In February 2013, the Court of Appeal of New Brunswick upheld a
lower court finding in the case of Asurion Canada v. Brown and
Cormier, to the effect that dismissal without
notice was a disproportionately severe penalty for receiving
pornographic emails at work. At the time of
termination, Cormier had been with Asurion for 8 years and was
a call centre supervisor. Brown was employed by Asurion for 9
years and was vendor payables specialist. Both men had a good
employment history with the company. Both men, unfortunately,
also had a mutual friend who liked to send them pornographic
During the period from mid May to mid July 2010, Cormier and
Brown were sent over a dozen unsolicited emails from their
friend. The emails were promptly sent to home email accounts
and deleted. They were not shared with anyone at work. When
Asurion became aware of the emails in July as a result of its
network monitoring system, both men were dismissed immediately due
to breach of the company's policies and breach of trust.
While the company did have a policy which prohibited
"accessing, transmitting, receiving or storing discriminatory,
profane, harassing or defamatory information", the court found
that the policy was not reasonable given that:
(i) "receiving" information does not involve a
positive act; and (ii) the emails in question were
unsolicited. More importantly, the court confirmed that the
response of the company was not proportionate to the actions of the
employees.

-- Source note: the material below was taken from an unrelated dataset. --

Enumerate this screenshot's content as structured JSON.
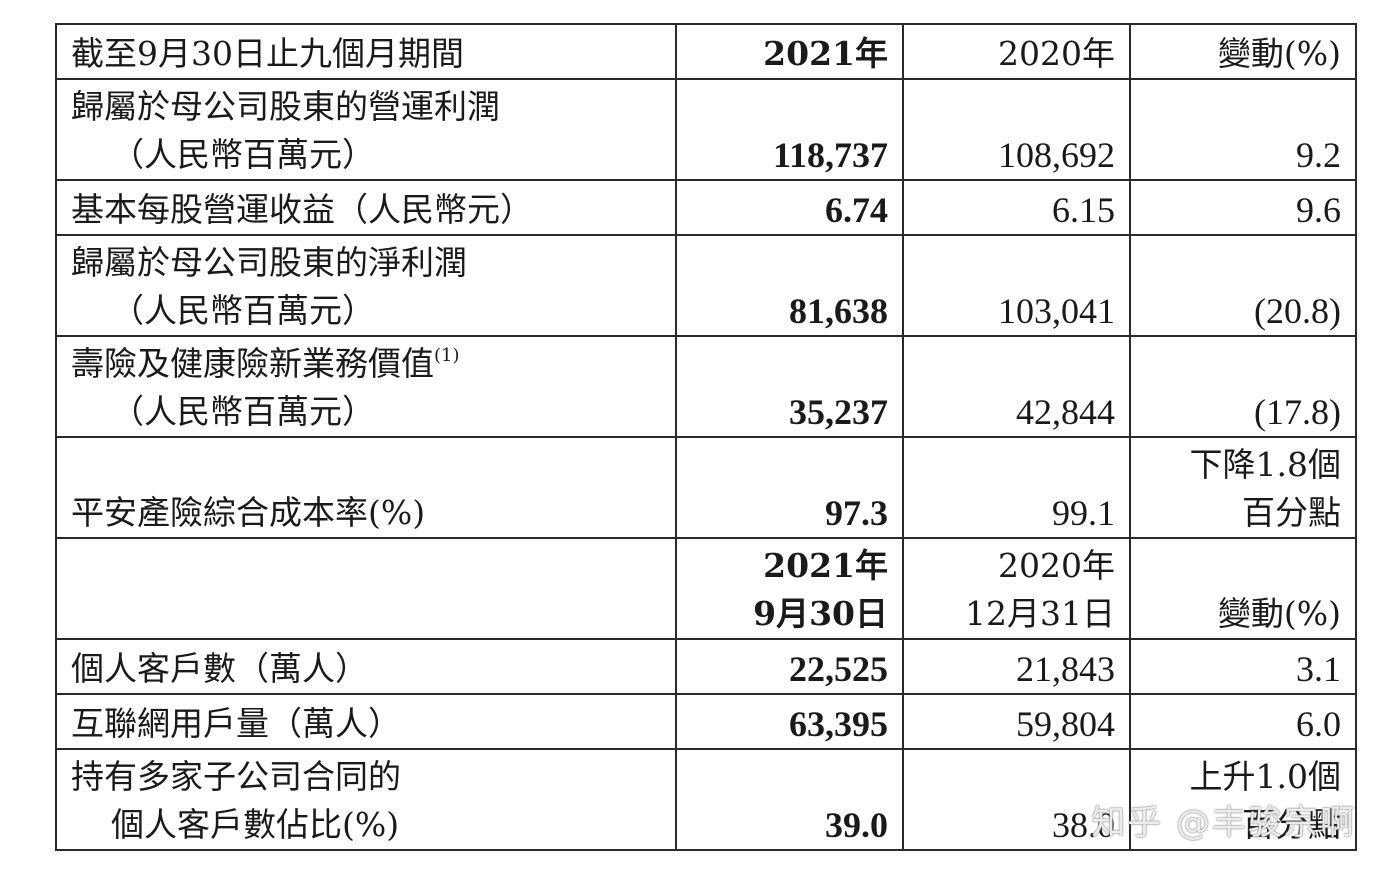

In particular, these longstanding employees had
unblemished records, none of the emails were shared with fellow
employees, and the images attached to the emails fell within the
category of "perfectly legal adult pornography" and were
not in violation of the Criminal Code of Canada.
Asurion had an employee handbook with a comprehensive
Computer Use and Harassment policy. The company's
employees were required to read the company's policies and
there was some suggestion that they were reminded of the Computer
Use policy each time that they logged onto their work
computers. The company went even further, and used a network
monitoring system in order to ensure that the policies were being
complied with. Ultimately it was all for naught, as the
policy was found to be unreasonable and the application of it was
disproportionately severe when viewed through the lens of the
employees' years of service and specific actions or inactions
in the case at hand.
This recent decision serves as a good reminder that any time a
termination for cause is being considered, the employer should
consider not just the offending actions of the employee, but the
other relevant circumstances of the employee's employment.